Framework for Long-term Accelerometer Monitoring of Activity in Small and Secretive Terrestrial Spec

Desantis, Dominic L.

dldesantis@miners.utep.edu

Department of Biological Sciences

Department of Mathematical Sciences

University of Texas at El Paso

El Paso, TX USA

Mata-Silva, Vicente

Johnson, Jerry D.

Department of Biological Sciences

University of Texas at El Paso

El Paso, TX USA

Wagler, Amy E.

Department of Mathematical Sciences

University of Texas at El Paso

El Paso, TX USA

A series of movement steps or decisions made by an animal is an important reflection of the interactions between internal state and external conditions. For many small, cryptic, and secretive animals, an understanding of the various causes and consequences of these fine-scale behavioral decisions is often precluded by methodological limitations. Among the many recently developed animal-borne datalogger technologies, the use of miniature accelerometer dataloggers for remote and continuous recording of animal activity is becoming increasingly common. However, accelerometer applications remain largely biased toward large-bodied species due to body size limitations with smaller animals. We took advantage of ongoing miniaturization and advancement of devices and associated computational techniques to develop a robust and flexible framework for long-term accelerometer monitoring in small and secretive terrestrial species in natural settings. We internally implanted radio transmitters and tri-axial accelerometers in rattlesnakes (Crotalus atrox) for field data collection periods ranging from one to 289 days.
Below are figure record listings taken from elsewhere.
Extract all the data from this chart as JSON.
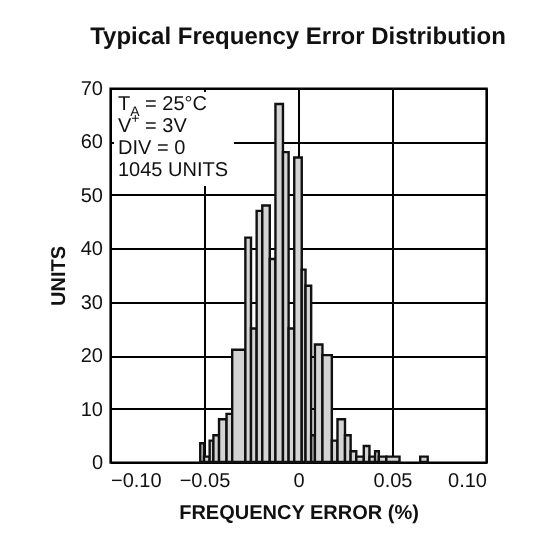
{
  "chart_data": {
    "type": "histogram",
    "title": "Typical Frequency Error Distribution",
    "xlabel": "FREQUENCY ERROR (%)",
    "ylabel": "UNITS",
    "bins": [
      -0.052,
      -0.05,
      -0.047,
      -0.045,
      -0.042,
      -0.038,
      -0.035,
      -0.028,
      -0.025,
      -0.022,
      -0.019,
      -0.015,
      -0.012,
      -0.008,
      -0.005,
      -0.002,
      0.002,
      0.004,
      0.007,
      0.009,
      0.013,
      0.018,
      0.021,
      0.025,
      0.028,
      0.031,
      0.035,
      0.038,
      0.041,
      0.043,
      0.047,
      0.054,
      0.065,
      0.069
    ],
    "values": [
      3.5,
      1,
      4,
      5,
      8,
      9,
      21,
      42,
      25,
      47,
      48,
      38,
      67,
      58,
      25,
      57,
      36,
      33,
      5,
      22,
      20,
      4,
      8,
      5,
      2,
      1,
      3,
      1,
      2,
      1,
      1,
      0,
      1
    ],
    "color": "#d4d4d4",
    "xlim": [
      -0.1,
      0.1
    ],
    "xticks": [
      {
        "value": -0.1,
        "label": "−0.10"
      },
      {
        "value": -0.05,
        "label": "−0.05"
      },
      0,
      0.05,
      {
        "value": 0.1,
        "label": "0.10"
      }
    ],
    "ylim": [
      0,
      70
    ],
    "yticks": [
      0,
      10,
      20,
      30,
      40,
      50,
      60,
      70
    ],
    "grid": true,
    "annotations": [
      "T$_{A}$ = 25°C",
      "V$^{+}$ = 3V",
      "DIV = 0",
      "1045 UNITS"
    ]
  }
}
During these field deployments, we conducted frequent field-validation observations of behavior to train and validate supervised learning models (Random Forest (RF) and GLMNET). GLMNET model recall was 95%, and RF was 99% for classifying periods of coarse behavioral mode (inactivity vs. activity) in rattlesnakes. We applied validated models to full acceleration datasets for automatized activity classification to establish and visualize long-term, fine-scale activity budgets. We demonstrate the utility of this data collection, processing, and analysis pipeline for placing behavior in an ecological context by examining timescale-dependent environmental drivers of activity decisions in this cryptic pitviper.